Advances in Automatic Piano and Music Transcription
Most recently, advanced machine learning techniques have been applied to the music transcription problem in order to improve its accuracy and robustness. For instance, sequence-to-sequence transfer learning has been successful in natural language processing, and it was also used in one of the recent studies on automatic piano transcription based on a transformer model [24].
Another approach to improve the performance of music transcription is to use frame-level analysis, which aims at modeling the time relations within data. It was implemented in the study on automatic piano transcription based on time delay neural networks [25]. Time delay networks are a type of network model which aims at representing temporal relations between consecutive frames.
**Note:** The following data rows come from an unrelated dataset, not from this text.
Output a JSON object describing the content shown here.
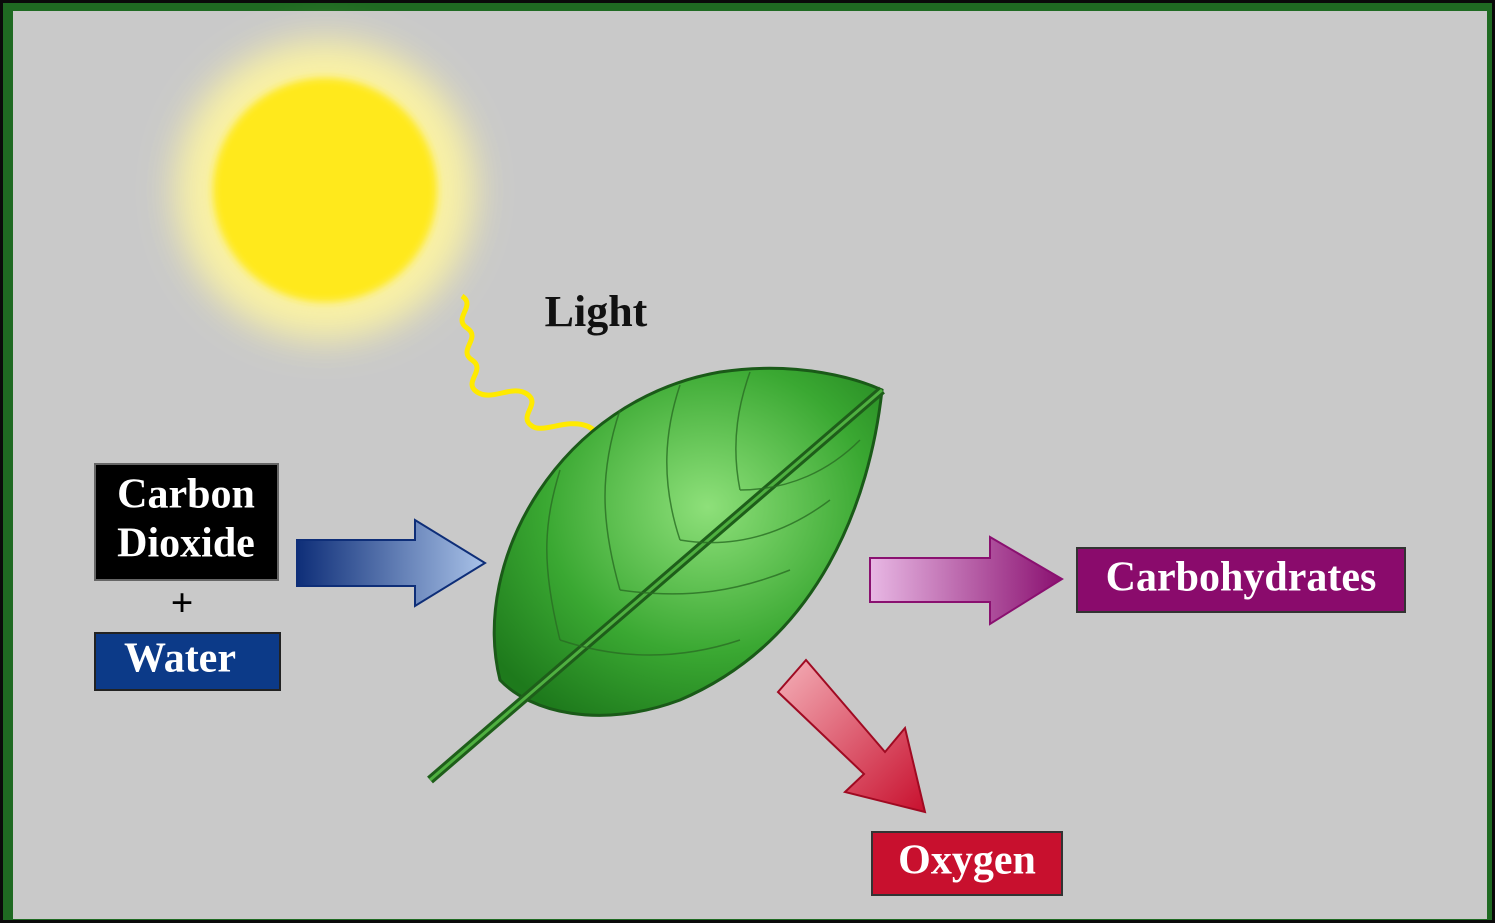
{
  "labels": {
    "light": "Light",
    "carbon_dioxide": [
      "Carbon",
      "Dioxide"
    ],
    "plus": "+",
    "water": "Water",
    "carbohydrates": "Carbohydrates",
    "oxygen": "Oxygen"
  }
}
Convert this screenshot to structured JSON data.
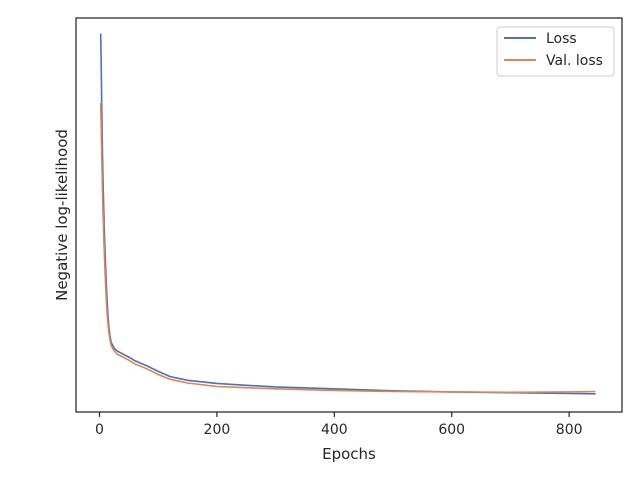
{
  "chart_data": {
    "type": "line",
    "title": "",
    "xlabel": "Epochs",
    "ylabel": "Negative log-likelihood",
    "xlim": [
      -40,
      890
    ],
    "ylim": [
      0.0,
      1.02
    ],
    "xticks": [
      0,
      200,
      400,
      600,
      800
    ],
    "xtick_labels": [
      "0",
      "200",
      "400",
      "600",
      "800"
    ],
    "yticks_shown": false,
    "grid": false,
    "legend_position": "top-right",
    "series": [
      {
        "name": "Loss",
        "color": "#4c72b0",
        "x": [
          2,
          3,
          4,
          5,
          6,
          8,
          10,
          12,
          14,
          16,
          18,
          20,
          25,
          30,
          40,
          50,
          60,
          80,
          100,
          120,
          150,
          200,
          250,
          300,
          400,
          500,
          600,
          700,
          800,
          845
        ],
        "y": [
          0.98,
          0.9,
          0.78,
          0.68,
          0.6,
          0.48,
          0.39,
          0.32,
          0.26,
          0.22,
          0.195,
          0.18,
          0.165,
          0.158,
          0.15,
          0.142,
          0.133,
          0.12,
          0.105,
          0.092,
          0.082,
          0.074,
          0.069,
          0.065,
          0.06,
          0.055,
          0.052,
          0.05,
          0.048,
          0.047
        ]
      },
      {
        "name": "Val. loss",
        "color": "#dd8452",
        "x": [
          2,
          3,
          4,
          5,
          6,
          8,
          10,
          12,
          14,
          16,
          18,
          20,
          25,
          30,
          40,
          50,
          60,
          80,
          100,
          120,
          150,
          200,
          250,
          300,
          400,
          500,
          600,
          700,
          800,
          845
        ],
        "y": [
          0.8,
          0.74,
          0.66,
          0.58,
          0.52,
          0.42,
          0.34,
          0.28,
          0.235,
          0.205,
          0.185,
          0.172,
          0.158,
          0.15,
          0.142,
          0.134,
          0.125,
          0.112,
          0.097,
          0.085,
          0.075,
          0.066,
          0.063,
          0.06,
          0.056,
          0.053,
          0.052,
          0.051,
          0.052,
          0.053
        ]
      }
    ]
  }
}
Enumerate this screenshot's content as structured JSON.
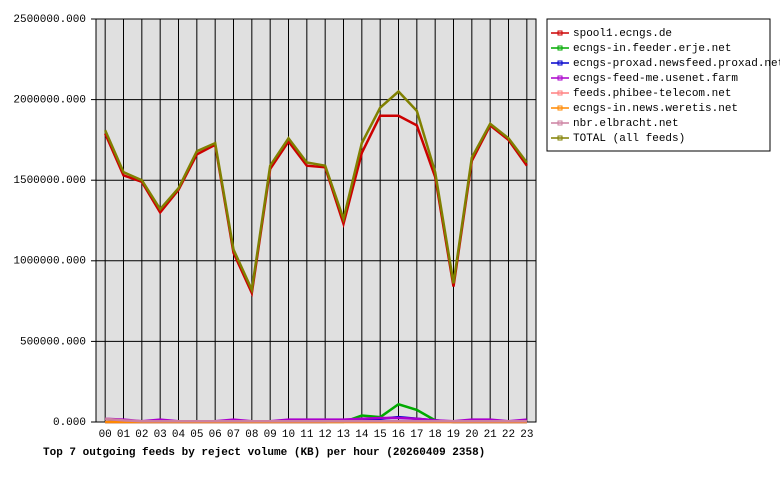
{
  "chart_data": {
    "type": "line",
    "title": "Top 7 outgoing feeds by reject volume (KB) per hour (20260409 2358)",
    "categories": [
      "00",
      "01",
      "02",
      "03",
      "04",
      "05",
      "06",
      "07",
      "08",
      "09",
      "10",
      "11",
      "12",
      "13",
      "14",
      "15",
      "16",
      "17",
      "18",
      "19",
      "20",
      "21",
      "22",
      "23"
    ],
    "ylim": [
      0,
      2500000
    ],
    "yticks": [
      {
        "value": 0,
        "label": "0.000"
      },
      {
        "value": 500000,
        "label": "500000.000"
      },
      {
        "value": 1000000,
        "label": "1000000.000"
      },
      {
        "value": 1500000,
        "label": "1500000.000"
      },
      {
        "value": 2000000,
        "label": "2000000.000"
      },
      {
        "value": 2500000,
        "label": "2500000.000"
      }
    ],
    "grid": true,
    "legend": "right",
    "series": [
      {
        "name": "spool1.ecngs.de",
        "color": "#cc0000",
        "values": [
          1790000,
          1530000,
          1490000,
          1300000,
          1440000,
          1660000,
          1720000,
          1050000,
          800000,
          1570000,
          1740000,
          1590000,
          1580000,
          1230000,
          1670000,
          1900000,
          1900000,
          1840000,
          1520000,
          840000,
          1620000,
          1840000,
          1750000,
          1590000
        ]
      },
      {
        "name": "ecngs-in.feeder.erje.net",
        "color": "#00aa00",
        "values": [
          0,
          0,
          0,
          0,
          0,
          0,
          0,
          0,
          0,
          0,
          0,
          0,
          0,
          0,
          40000,
          30000,
          110000,
          75000,
          10000,
          0,
          0,
          0,
          0,
          0
        ]
      },
      {
        "name": "ecngs-proxad.newsfeed.proxad.net",
        "color": "#0000cc",
        "values": [
          0,
          0,
          0,
          0,
          0,
          0,
          0,
          0,
          0,
          0,
          0,
          0,
          0,
          10000,
          10000,
          20000,
          30000,
          20000,
          10000,
          0,
          0,
          0,
          0,
          0
        ]
      },
      {
        "name": "ecngs-feed-me.usenet.farm",
        "color": "#aa00cc",
        "values": [
          20000,
          15000,
          5000,
          15000,
          5000,
          5000,
          5000,
          15000,
          5000,
          5000,
          15000,
          15000,
          15000,
          15000,
          20000,
          25000,
          25000,
          20000,
          10000,
          5000,
          15000,
          15000,
          5000,
          15000
        ]
      },
      {
        "name": "feeds.phibee-telecom.net",
        "color": "#ff8080",
        "values": [
          0,
          0,
          0,
          0,
          0,
          0,
          0,
          0,
          0,
          0,
          0,
          0,
          0,
          0,
          0,
          0,
          0,
          0,
          0,
          0,
          0,
          0,
          0,
          0
        ]
      },
      {
        "name": "ecngs-in.news.weretis.net",
        "color": "#ff8800",
        "values": [
          0,
          0,
          0,
          0,
          0,
          0,
          0,
          0,
          0,
          0,
          0,
          0,
          0,
          0,
          0,
          0,
          0,
          0,
          0,
          0,
          0,
          0,
          0,
          0
        ]
      },
      {
        "name": "nbr.elbracht.net",
        "color": "#cc80a0",
        "values": [
          20000,
          10000,
          5000,
          5000,
          5000,
          5000,
          5000,
          5000,
          5000,
          5000,
          5000,
          5000,
          5000,
          5000,
          5000,
          5000,
          5000,
          5000,
          5000,
          5000,
          5000,
          5000,
          5000,
          5000
        ]
      },
      {
        "name": "TOTAL (all feeds)",
        "color": "#808000",
        "values": [
          1810000,
          1550000,
          1500000,
          1320000,
          1450000,
          1680000,
          1730000,
          1070000,
          820000,
          1590000,
          1760000,
          1610000,
          1590000,
          1260000,
          1730000,
          1950000,
          2050000,
          1930000,
          1550000,
          860000,
          1640000,
          1850000,
          1760000,
          1610000
        ]
      }
    ]
  }
}
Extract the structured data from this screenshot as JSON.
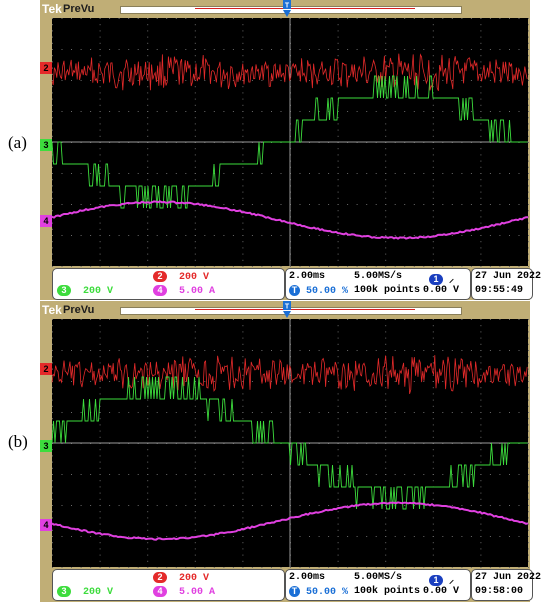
{
  "panels": [
    {
      "label": "(a)",
      "brand": "Tek",
      "mode": "PreVu",
      "channels": {
        "ch2": "2",
        "ch3": "3",
        "ch4": "4"
      },
      "scale": {
        "ch2_num": "2",
        "ch2_scale": "200 V",
        "ch3_num": "3",
        "ch3_scale": "200 V",
        "ch4_num": "4",
        "ch4_scale": "5.00 A"
      },
      "timebase": "2.00ms",
      "trigger_position": "50.00 %",
      "sample_rate": "5.00MS/s",
      "record_length": "100k points",
      "trigger_channel": "1",
      "trigger_slope": "⸝",
      "trigger_level": "0.00 V",
      "date": "27 Jun 2022",
      "time": "09:55:49",
      "ch3_sign": -1
    },
    {
      "label": "(b)",
      "brand": "Tek",
      "mode": "PreVu",
      "channels": {
        "ch2": "2",
        "ch3": "3",
        "ch4": "4"
      },
      "scale": {
        "ch2_num": "2",
        "ch2_scale": "200 V",
        "ch3_num": "3",
        "ch3_scale": "200 V",
        "ch4_num": "4",
        "ch4_scale": "5.00 A"
      },
      "timebase": "2.00ms",
      "trigger_position": "50.00 %",
      "sample_rate": "5.00MS/s",
      "record_length": "100k points",
      "trigger_channel": "1",
      "trigger_slope": "⸝",
      "trigger_level": "0.00 V",
      "date": "27 Jun 2022",
      "time": "09:58:00",
      "ch3_sign": 1
    }
  ],
  "colors": {
    "bezel": "#c0ae76",
    "ch2": "#e42a2a",
    "ch3": "#3ddc3d",
    "ch4": "#e040e0",
    "trigger": "#1a6fd6",
    "grid": "#6a6a6a"
  }
}
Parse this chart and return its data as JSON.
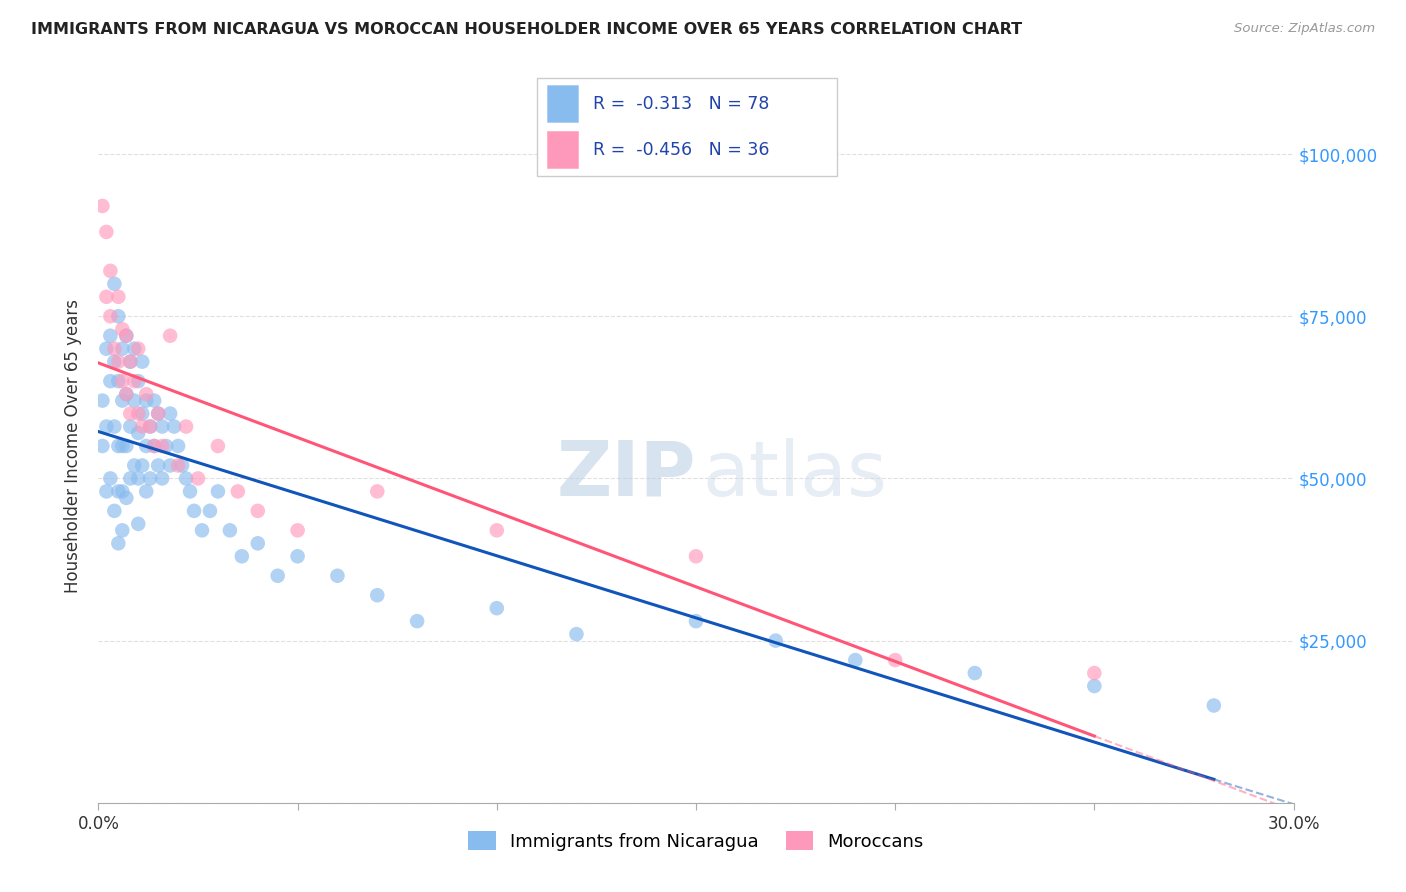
{
  "title": "IMMIGRANTS FROM NICARAGUA VS MOROCCAN HOUSEHOLDER INCOME OVER 65 YEARS CORRELATION CHART",
  "source": "Source: ZipAtlas.com",
  "ylabel": "Householder Income Over 65 years",
  "legend_label1": "Immigrants from Nicaragua",
  "legend_label2": "Moroccans",
  "r1": -0.313,
  "n1": 78,
  "r2": -0.456,
  "n2": 36,
  "yticks": [
    0,
    25000,
    50000,
    75000,
    100000
  ],
  "ytick_labels": [
    "",
    "$25,000",
    "$50,000",
    "$75,000",
    "$100,000"
  ],
  "xlim": [
    0.0,
    0.3
  ],
  "ylim": [
    0,
    110000
  ],
  "color_blue": "#88BBEE",
  "color_pink": "#FF99BB",
  "color_blue_line": "#1155BB",
  "color_pink_line": "#FF5577",
  "nicaragua_x": [
    0.001,
    0.001,
    0.002,
    0.002,
    0.002,
    0.003,
    0.003,
    0.003,
    0.004,
    0.004,
    0.004,
    0.004,
    0.005,
    0.005,
    0.005,
    0.005,
    0.005,
    0.006,
    0.006,
    0.006,
    0.006,
    0.006,
    0.007,
    0.007,
    0.007,
    0.007,
    0.008,
    0.008,
    0.008,
    0.009,
    0.009,
    0.009,
    0.01,
    0.01,
    0.01,
    0.01,
    0.011,
    0.011,
    0.011,
    0.012,
    0.012,
    0.012,
    0.013,
    0.013,
    0.014,
    0.014,
    0.015,
    0.015,
    0.016,
    0.016,
    0.017,
    0.018,
    0.018,
    0.019,
    0.02,
    0.021,
    0.022,
    0.023,
    0.024,
    0.026,
    0.028,
    0.03,
    0.033,
    0.036,
    0.04,
    0.045,
    0.05,
    0.06,
    0.07,
    0.08,
    0.1,
    0.12,
    0.15,
    0.17,
    0.19,
    0.22,
    0.25,
    0.28
  ],
  "nicaragua_y": [
    62000,
    55000,
    70000,
    58000,
    48000,
    72000,
    65000,
    50000,
    80000,
    68000,
    58000,
    45000,
    75000,
    65000,
    55000,
    48000,
    40000,
    70000,
    62000,
    55000,
    48000,
    42000,
    72000,
    63000,
    55000,
    47000,
    68000,
    58000,
    50000,
    70000,
    62000,
    52000,
    65000,
    57000,
    50000,
    43000,
    68000,
    60000,
    52000,
    62000,
    55000,
    48000,
    58000,
    50000,
    62000,
    55000,
    60000,
    52000,
    58000,
    50000,
    55000,
    60000,
    52000,
    58000,
    55000,
    52000,
    50000,
    48000,
    45000,
    42000,
    45000,
    48000,
    42000,
    38000,
    40000,
    35000,
    38000,
    35000,
    32000,
    28000,
    30000,
    26000,
    28000,
    25000,
    22000,
    20000,
    18000,
    15000
  ],
  "moroccan_x": [
    0.001,
    0.002,
    0.002,
    0.003,
    0.003,
    0.004,
    0.005,
    0.005,
    0.006,
    0.006,
    0.007,
    0.007,
    0.008,
    0.008,
    0.009,
    0.01,
    0.01,
    0.011,
    0.012,
    0.013,
    0.014,
    0.015,
    0.016,
    0.018,
    0.02,
    0.022,
    0.025,
    0.03,
    0.035,
    0.04,
    0.05,
    0.07,
    0.1,
    0.15,
    0.2,
    0.25
  ],
  "moroccan_y": [
    92000,
    88000,
    78000,
    82000,
    75000,
    70000,
    78000,
    68000,
    73000,
    65000,
    72000,
    63000,
    68000,
    60000,
    65000,
    70000,
    60000,
    58000,
    63000,
    58000,
    55000,
    60000,
    55000,
    72000,
    52000,
    58000,
    50000,
    55000,
    48000,
    45000,
    42000,
    48000,
    42000,
    38000,
    22000,
    20000
  ],
  "watermark_zip": "ZIP",
  "watermark_atlas": "atlas",
  "grid_color": "#DDDDDD"
}
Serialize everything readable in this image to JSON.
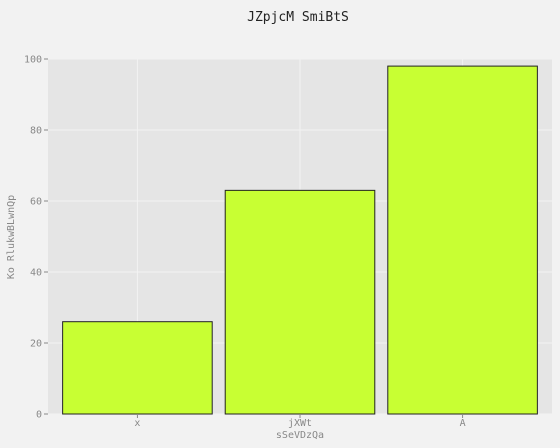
{
  "chart_data": {
    "type": "bar",
    "title": "JZpjcM SmiBtS",
    "xlabel": "sSeVDzQa",
    "ylabel": "Ko RlukwBLwnQp",
    "categories": [
      "x",
      "jXWt",
      "A"
    ],
    "values": [
      26,
      63,
      98
    ],
    "ylim": [
      0,
      100
    ],
    "yticks": [
      0,
      20,
      40,
      60,
      80,
      100
    ],
    "grid": true,
    "colors": {
      "bar": "#c8ff33",
      "bar_edge": "#222222",
      "plot_bg": "#e5e5e5",
      "grid": "#f2f2f2"
    }
  }
}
This allows for better onset/offset detection, as it will take into account the relation between two adjacent frames when detecting if there is a note in the middle of them.
The onset/offset detection is the first step to get from a raw audio signal to a MIDI file that contains the note onsets and their durations. MIDI is an international standard that defines the fundamental frequencies and their corresponding MIDI note names, along with their onset/offset times. The MIDI format is not an exact representation of a musical frequency and pitch, as there are several deviations from the true frequency value due to rounding and down-sampling in the MIDI standard.
The onset and offset timings are obtained by a frequency-to-MIDI conversion algorithm that uses a pre-defined frequency-MIDI conversion table. The onset and offset times are then passed to a note recognition method that uses an activation threshold to identify notes in the frequency-to-MIDI conversion table.